Analysis of a model of elastic dislocations in geophysics

TL;DR

This paper investigates a mathematical model of elastic dislocations in geophysics, establishing well-posedness and uniqueness results for the inverse problem of identifying dislocation surfaces from surface displacement measurements.

Contribution

It provides the first rigorous analysis of the inverse problem for elastic dislocations in an inhomogeneous half-space with Lipschitz continuous parameters.

Findings

Proves well-posedness of the forward elastic dislocation problem.

Establishes uniqueness in the inverse problem under certain conditions.

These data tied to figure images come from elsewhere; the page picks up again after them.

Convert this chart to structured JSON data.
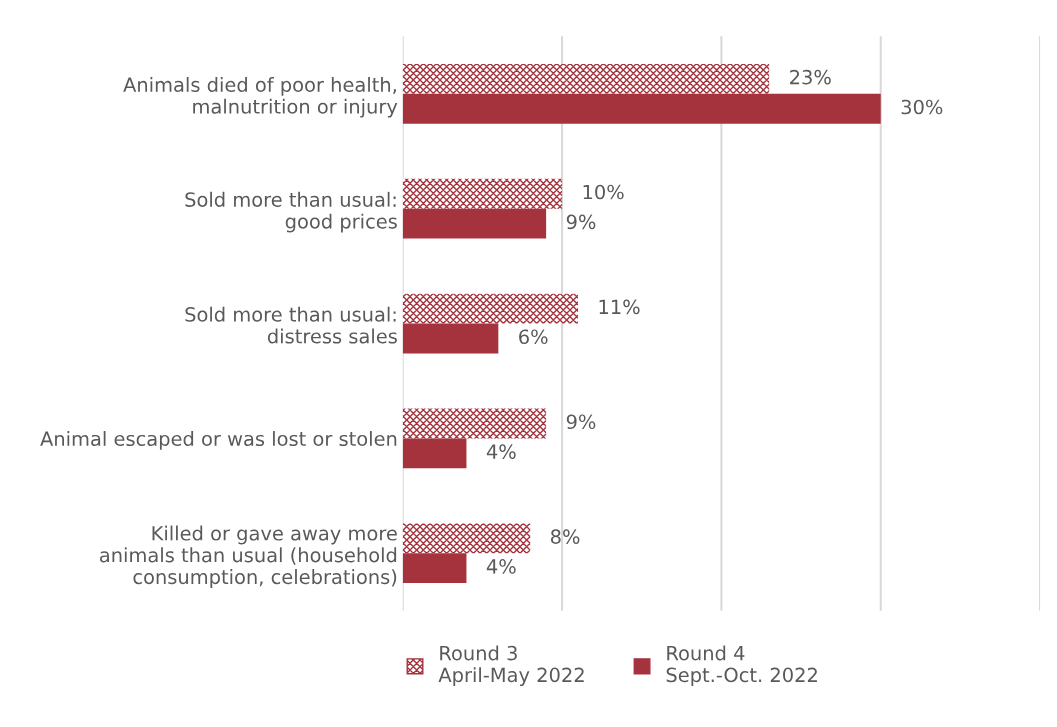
{
  "chart_data": {
    "type": "bar",
    "orientation": "horizontal",
    "categories": [
      "Animals died of poor health,\nmalnutrition or injury",
      "Sold more than usual:\ngood prices",
      "Sold more than usual:\ndistress sales",
      "Animal escaped or was lost or stolen",
      "Killed or gave away more\nanimals than usual (household\nconsumption, celebrations)"
    ],
    "series": [
      {
        "name": "Round 3\nApril-May 2022",
        "color": "#a4333d",
        "values": [
          23,
          10,
          11,
          9,
          8
        ],
        "value_labels": [
          "23%",
          "10%",
          "11%",
          "9%",
          "8%"
        ]
      },
      {
        "name": "Round 4\nSept.-Oct. 2022",
        "color": "#a4333d",
        "values": [
          30,
          9,
          6,
          4,
          4
        ],
        "value_labels": [
          "30%",
          "9%",
          "6%",
          "4%",
          "4%"
        ]
      }
    ],
    "xlim": [
      0,
      40
    ],
    "xticks": [
      {
        "value": 0,
        "label": null
      },
      {
        "value": 10,
        "label": null
      },
      {
        "value": 20,
        "label": null
      },
      {
        "value": 30,
        "label": null
      },
      {
        "value": 40,
        "label": null
      }
    ],
    "grid": "x",
    "legend": "bottom",
    "tick_labels": "y"
  }
}
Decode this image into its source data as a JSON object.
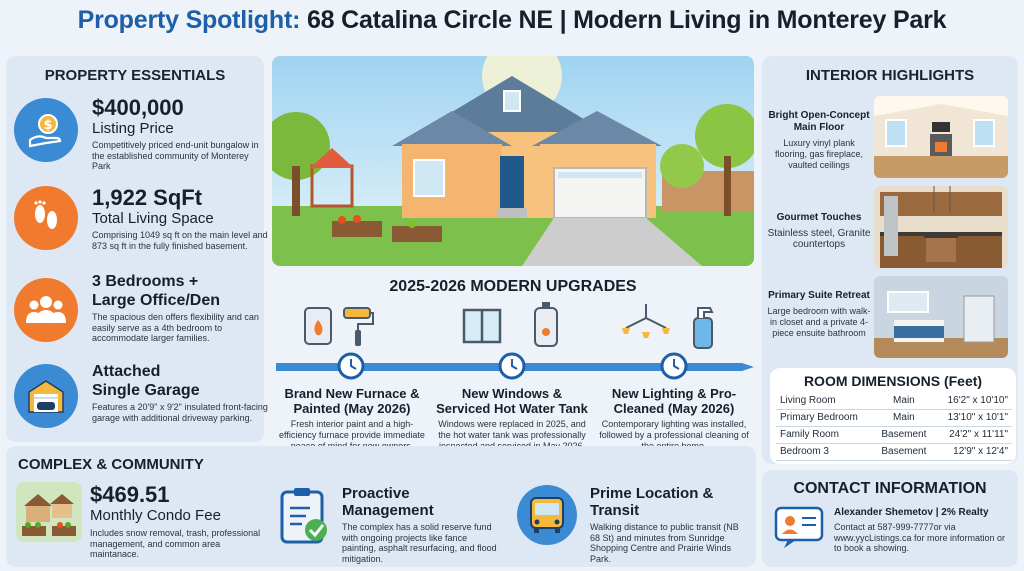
{
  "title": {
    "prefix": "Property Spotlight:",
    "rest": "68 Catalina Circle NE | Modern Living in Monterey Park"
  },
  "colors": {
    "accent_blue": "#1d5fa8",
    "orange": "#f07a2e",
    "light_blue": "#3a8bd4",
    "panel": "#dde8f4"
  },
  "essentials": {
    "heading": "PROPERTY ESSENTIALS",
    "items": [
      {
        "icon": "dollar-hand-icon",
        "big": "$400,000",
        "sub": "Listing Price",
        "desc": "Competitively priced end-unit bungalow in the established community of Monterey Park"
      },
      {
        "icon": "footprints-icon",
        "big": "1,922 SqFt",
        "sub": "Total Living Space",
        "desc": "Comprising 1049 sq ft on the main level and 873 sq ft in the fully finished basement."
      },
      {
        "icon": "people-icon",
        "big": "3 Bedrooms +",
        "sub": "Large Office/Den",
        "desc": "The spacious den offers flexibility and can easily serve as a 4th bedroom to accommodate larger families."
      },
      {
        "icon": "garage-icon",
        "big": "Attached",
        "sub": "Single Garage",
        "desc": "Features a 20'9\" x 9'2\" insulated front-facing garage with additional driveway parking."
      }
    ]
  },
  "upgrades": {
    "heading": "2025-2026 MODERN UPGRADES",
    "items": [
      {
        "title": "Brand New Furnace & Painted (May 2026)",
        "desc": "Fresh interior paint and a high-efficiency furnace provide immediate peace of mind for new owners."
      },
      {
        "title": "New Windows & Serviced Hot Water Tank",
        "desc": "Windows were replaced in 2025, and the hot water tank was professionally inspected and serviced in May 2026."
      },
      {
        "title": "New Lighting & Pro-Cleaned (May 2026)",
        "desc": "Contemporary lighting was installed, followed by a professional cleaning of the entire home."
      }
    ]
  },
  "interior": {
    "heading": "INTERIOR HIGHLIGHTS",
    "items": [
      {
        "title": "Bright Open-Concept Main Floor",
        "desc": "Luxury vinyl plank flooring, gas fireplace, vaulted ceilings"
      },
      {
        "title": "Gourmet Touches",
        "desc": "Stainless steel, Granite countertops"
      },
      {
        "title": "Primary Suite Retreat",
        "desc": "Large bedroom with walk-in closet and a private 4-piece ensuite bathroom"
      }
    ]
  },
  "dimensions": {
    "heading": "ROOM DIMENSIONS (Feet)",
    "rows": [
      {
        "room": "Living Room",
        "level": "Main",
        "size": "16'2\" x 10'10\""
      },
      {
        "room": "Primary Bedroom",
        "level": "Main",
        "size": "13'10\" x 10'1\""
      },
      {
        "room": "Family Room",
        "level": "Basement",
        "size": "24'2\" x 11'11\""
      },
      {
        "room": "Bedroom 3",
        "level": "Basement",
        "size": "12'9\" x 12'4\""
      }
    ]
  },
  "community": {
    "heading": "COMPLEX & COMMUNITY",
    "fee": {
      "big": "$469.51",
      "sub": "Monthly Condo Fee",
      "desc": "Includes snow removal, trash, professional management, and common area maintanace."
    },
    "management": {
      "title": "Proactive Management",
      "desc": "The complex has a solid reserve fund with ongoing projects like fance painting, asphalt resurfacing, and flood mitigation."
    },
    "location": {
      "title": "Prime Location & Transit",
      "desc": "Walking distance to public transit (NB 68 St) and minutes from Sunridge Shopping Centre and Prairie Winds Park."
    }
  },
  "contact": {
    "heading": "CONTACT INFORMATION",
    "name": "Alexander Shemetov | 2% Realty",
    "details": "Contact at 587-999-7777or via www.yycListings.ca for more information or to book a showing."
  }
}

Handles both tangential and normal displacement jumps.

Abstract

We analyze a mathematical model of elastic dislocations with applications to geophysics, where by an elastic dislocation we mean an open, oriented Lipschitz surface in the interior of an elastic solid, across which there is a discontinuity of the displacement. We model the Earth as an infinite, isotropic, inhomogeneous, elastic medium occupying a half space, and assume only Lipschitz continuity of the Lam\'e parameters. We study the well posedness of very weak solutions to the forward problem of determining the displacement by imposing traction-free boundary conditions at the surface, continuity of the traction and a given jump on the displacement across the fault. We employ suitable weighted Sobolev spaces for the analysis. We utilize the well posedness of the forward problem and unique-continuation arguments to establish uniqueness in the inverse problem of determining the dislocation surface and the displacement jump from measuring the displacement at the surface of the Earth. Uniqueness holds for tangential or normal jumps and under some geometric conditions on the surface.